2015 Grant Recipients

Summary of Graduate Grant Projects

  • Theresa Gildner, PhD candidate, Department of Anthropology, Abstract: Lifestyle change, hormone levels, and parasitic disease risk among the Shuar in Ecuador—This study examines how hormone levels and economic change influence parasitic infection by comparing rural and urban areas with respect to testosterone profiles and parasite load as part of the Shuar Health and Life History Project. The results will clarify associations between lifestyle change, hormone levels, and parasitic disease risk and will also help target public health strategies and produce knowledge that will be used to help alleviate the physical suffering of participant communities.
  • Julia Gómez, PhD candidate, Department of Comparative Literature, Abstract: Latin American Iconicities of Absence: A Cognitive Poetic Approach to Mirtha Dermisache’s “Unreadable” Books—Gómez will visit Argentine conceptual artist Mirtha Dermisache’s book archives in Buenos Aires. “Her ‘unreadable’ books allow us to bridge the study of Latin American artistic and cultural expressions to the concrete, empirical situations that give rise to literature. To engage her work, I draw from cognitive processes described by cognitive science and extend these considerations to hybrid visual and poetic forms. My approach helps to explain how viewers’ perception of the unmarked space in Dermisache’s book productions stimulates the socially located, embodied mind toward a subsequent interpretive response—one that distinguishes Latin American conceptual writing’s tenets from those stemming from North American practices.”
  • Ricardo Valencia, PhD candidate, School of Journalism and Communication (Media Studies), Abstract: Who’s telling the ‘crisis’? Examining Latino and Non-Latino sources in journalistic coverage of immigrant children on the U.S. border—This research will examine the journalistic coverage of the flow of immigrant children in U.S. newspapers.
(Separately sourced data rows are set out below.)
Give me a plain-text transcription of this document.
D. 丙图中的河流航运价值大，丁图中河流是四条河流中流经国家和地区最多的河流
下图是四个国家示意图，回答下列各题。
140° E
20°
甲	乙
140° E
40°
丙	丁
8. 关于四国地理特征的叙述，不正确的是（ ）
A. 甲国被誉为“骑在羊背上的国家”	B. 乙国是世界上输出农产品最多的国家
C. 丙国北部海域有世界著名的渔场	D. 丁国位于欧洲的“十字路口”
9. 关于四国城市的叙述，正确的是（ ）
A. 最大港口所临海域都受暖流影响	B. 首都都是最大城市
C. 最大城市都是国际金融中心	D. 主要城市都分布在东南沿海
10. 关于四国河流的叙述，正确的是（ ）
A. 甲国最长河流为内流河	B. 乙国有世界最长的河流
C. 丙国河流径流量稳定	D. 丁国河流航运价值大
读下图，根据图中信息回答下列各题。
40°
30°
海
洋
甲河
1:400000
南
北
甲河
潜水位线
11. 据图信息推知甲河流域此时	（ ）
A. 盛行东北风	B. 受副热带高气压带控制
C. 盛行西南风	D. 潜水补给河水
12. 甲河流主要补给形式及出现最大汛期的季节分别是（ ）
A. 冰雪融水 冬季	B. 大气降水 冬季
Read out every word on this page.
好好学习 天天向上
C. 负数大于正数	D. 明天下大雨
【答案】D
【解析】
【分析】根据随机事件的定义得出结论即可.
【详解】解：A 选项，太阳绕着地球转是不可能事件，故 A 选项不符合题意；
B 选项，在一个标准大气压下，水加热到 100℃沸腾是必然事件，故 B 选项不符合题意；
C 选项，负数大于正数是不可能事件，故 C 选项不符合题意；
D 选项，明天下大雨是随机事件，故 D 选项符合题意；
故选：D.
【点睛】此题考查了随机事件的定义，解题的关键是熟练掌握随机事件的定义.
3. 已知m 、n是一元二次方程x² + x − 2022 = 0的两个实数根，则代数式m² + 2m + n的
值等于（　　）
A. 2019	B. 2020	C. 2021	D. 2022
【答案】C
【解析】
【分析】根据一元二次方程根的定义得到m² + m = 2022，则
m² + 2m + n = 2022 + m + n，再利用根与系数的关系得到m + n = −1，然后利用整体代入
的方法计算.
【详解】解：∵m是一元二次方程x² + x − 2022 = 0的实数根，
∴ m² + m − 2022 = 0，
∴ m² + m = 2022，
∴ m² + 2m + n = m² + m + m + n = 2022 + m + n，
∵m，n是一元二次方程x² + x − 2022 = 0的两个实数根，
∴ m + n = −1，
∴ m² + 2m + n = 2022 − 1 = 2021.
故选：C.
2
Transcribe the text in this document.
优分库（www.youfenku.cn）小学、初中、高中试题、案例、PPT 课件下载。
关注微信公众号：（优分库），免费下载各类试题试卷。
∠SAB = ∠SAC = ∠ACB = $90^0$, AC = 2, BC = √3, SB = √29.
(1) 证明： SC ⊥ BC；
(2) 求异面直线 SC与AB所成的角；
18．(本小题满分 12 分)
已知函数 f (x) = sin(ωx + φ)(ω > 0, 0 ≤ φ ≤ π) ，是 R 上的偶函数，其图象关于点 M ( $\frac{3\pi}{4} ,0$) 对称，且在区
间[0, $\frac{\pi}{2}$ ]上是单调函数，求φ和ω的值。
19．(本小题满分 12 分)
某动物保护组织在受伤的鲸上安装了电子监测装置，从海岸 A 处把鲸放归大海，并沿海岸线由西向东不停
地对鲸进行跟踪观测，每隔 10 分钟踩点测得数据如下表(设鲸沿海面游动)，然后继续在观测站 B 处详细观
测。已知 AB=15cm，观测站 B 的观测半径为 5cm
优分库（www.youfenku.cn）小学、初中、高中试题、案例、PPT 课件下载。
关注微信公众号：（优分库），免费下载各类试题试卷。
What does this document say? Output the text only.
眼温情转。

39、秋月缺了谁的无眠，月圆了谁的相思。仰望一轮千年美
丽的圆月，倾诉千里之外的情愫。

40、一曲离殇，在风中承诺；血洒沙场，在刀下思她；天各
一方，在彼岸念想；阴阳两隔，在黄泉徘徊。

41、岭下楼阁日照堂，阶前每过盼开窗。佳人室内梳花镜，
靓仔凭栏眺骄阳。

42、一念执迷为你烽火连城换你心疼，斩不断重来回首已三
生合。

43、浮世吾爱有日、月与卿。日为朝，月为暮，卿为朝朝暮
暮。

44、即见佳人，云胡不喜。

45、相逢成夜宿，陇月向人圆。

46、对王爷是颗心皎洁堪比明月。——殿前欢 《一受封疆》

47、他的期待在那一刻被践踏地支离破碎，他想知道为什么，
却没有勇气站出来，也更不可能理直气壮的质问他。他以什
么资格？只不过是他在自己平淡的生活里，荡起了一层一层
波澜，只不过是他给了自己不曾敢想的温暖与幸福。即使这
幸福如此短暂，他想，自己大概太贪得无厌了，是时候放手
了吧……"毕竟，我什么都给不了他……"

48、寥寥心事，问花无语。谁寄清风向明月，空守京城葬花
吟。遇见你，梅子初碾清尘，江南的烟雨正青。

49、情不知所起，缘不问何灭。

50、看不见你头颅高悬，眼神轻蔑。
Summary of Faculty Collaborative Research

  • June Black (JSMA), Carlos Aguirre (History), and Stephanie Wood (WHP), Abstract: Art and Human Rights in Latin America—This project seeks to examine how artists have responded to human rights abuses in Latin America and along the border between Mexico and the U. S. during the 20th and 21st centuries. The project will eventually include an exhibition at the Jordan Schnitzer Museum of Art (JSMA) scheduled to be on view from September 2016 through September 2017 with related public programming; a UO course (to be offered during the 2016–17 academic year); related films during the Cinema Pacific film festival (spring 2017); and an edited volume with a website for additional digital content.